Share

Bab 10

Aвтор: Viona
Di Istana Langit Emas, Lyra merapikan ranjang kaisar dan keluar dari ruangan. Tepat saat dia hendak pergi, dia dihentikan oleh Damian yang tersenyum lebar.

"Lyra, apa kamu nggak tunggu Yang Mulia kembali?" Damian berkata sambil tersenyum, "Yang Mulia tadi siang nggak melihatmu, dia sempat marah karena bukan kamu yang merapikan ranjangnya. Dia bahkan nggak tidur siang. Jadi kalau kamu pergi dari istana, bagaimana Yang Mulia nanti?"

Dia mengira Lyra akan tersipu dan merasa bangga karena disukai oleh Kaisar.

Sebenarnya, Lyra justru sedang ketakutan dan ingin segera pergi.

Damian tidak menyerah, dan terus merayunya, "Menurutku, kamu seharusnya jangan keluar istana, tinggal saja di sini untuk temani Yang Mulia. Meskipun Yang Mulia terlihat diam, tapi sebenarnya Yang Mulia nggak bisa jauh darimu walau sebentar."

"Jangan bicara lagi, Tuan Damian!" Raka segera berlari menghampiri dan memegang lengannya. "Pilihan Lyra untuk keluar istana dan berkumpul lagi dengan keluarganya itu sudah benar. Kenapa kamu terus membujuknya untuk tetap tinggal? Orang sepertimu yang sudah dikebiri, walau mau keluar, juga nggak akan bisa!"
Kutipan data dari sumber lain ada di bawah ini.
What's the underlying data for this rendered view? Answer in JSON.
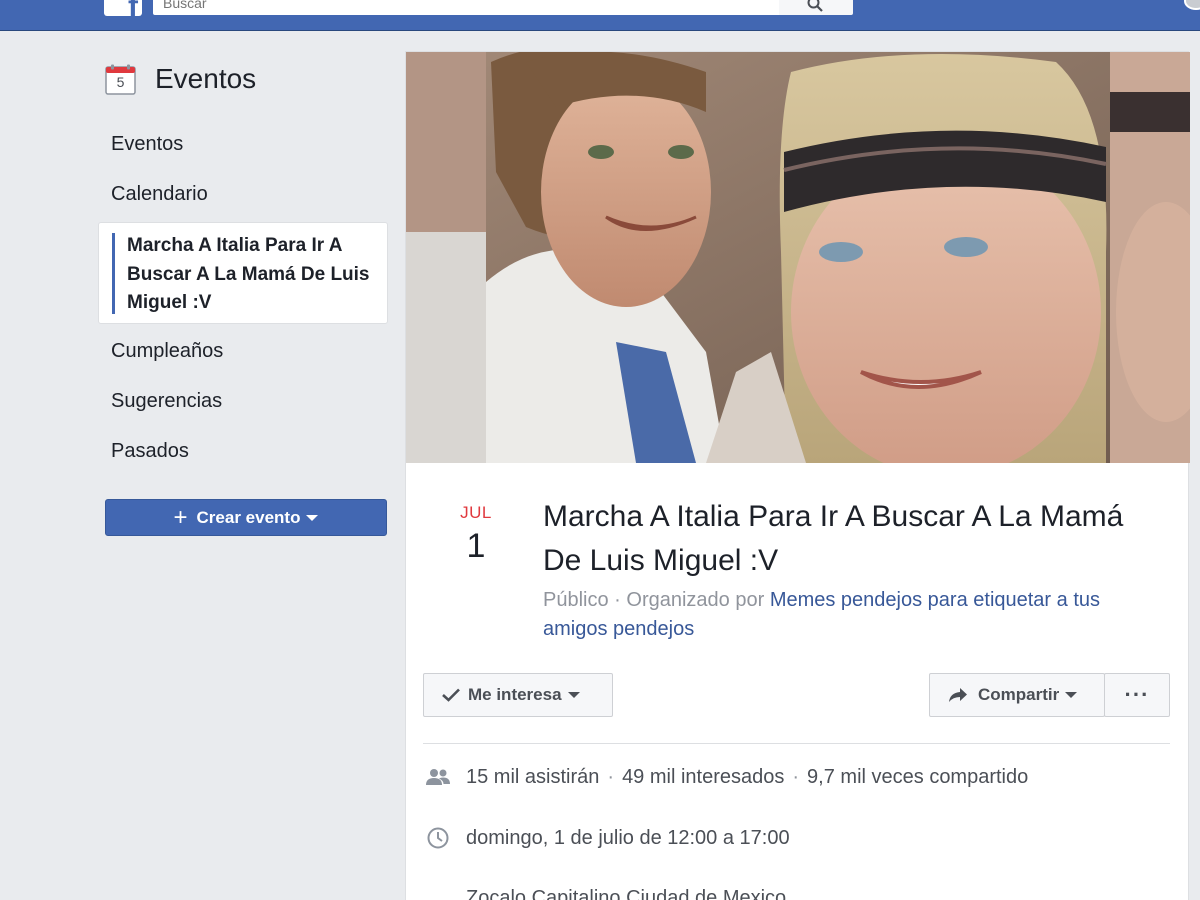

"Lepaskan, dasar bocah tengik! Untuk apa kau peluk-peluk aku? Aku memang sudah dikebiri, tapi kau juga sama, 'kan?"

Damian menepisnya beberapa kali, tetapi tetap tidak bisa melepaskannya. Saat dia melihat Lyra pergi, dengan marah dia menendang pantat Raka.

Istana Teratai termasuk dalam Enam Istana Timur. Lyra mengira Kaisar akan kembali dari Istana Teratai melalui Gerbang Langit Emas atau Gerbang Matahari Timur. Jadi agar tidak berpapasan dengannya, dia berjalan menyusuri koridor ke arah barat dan berencana keluar dari Gerbang Surgawi Barat.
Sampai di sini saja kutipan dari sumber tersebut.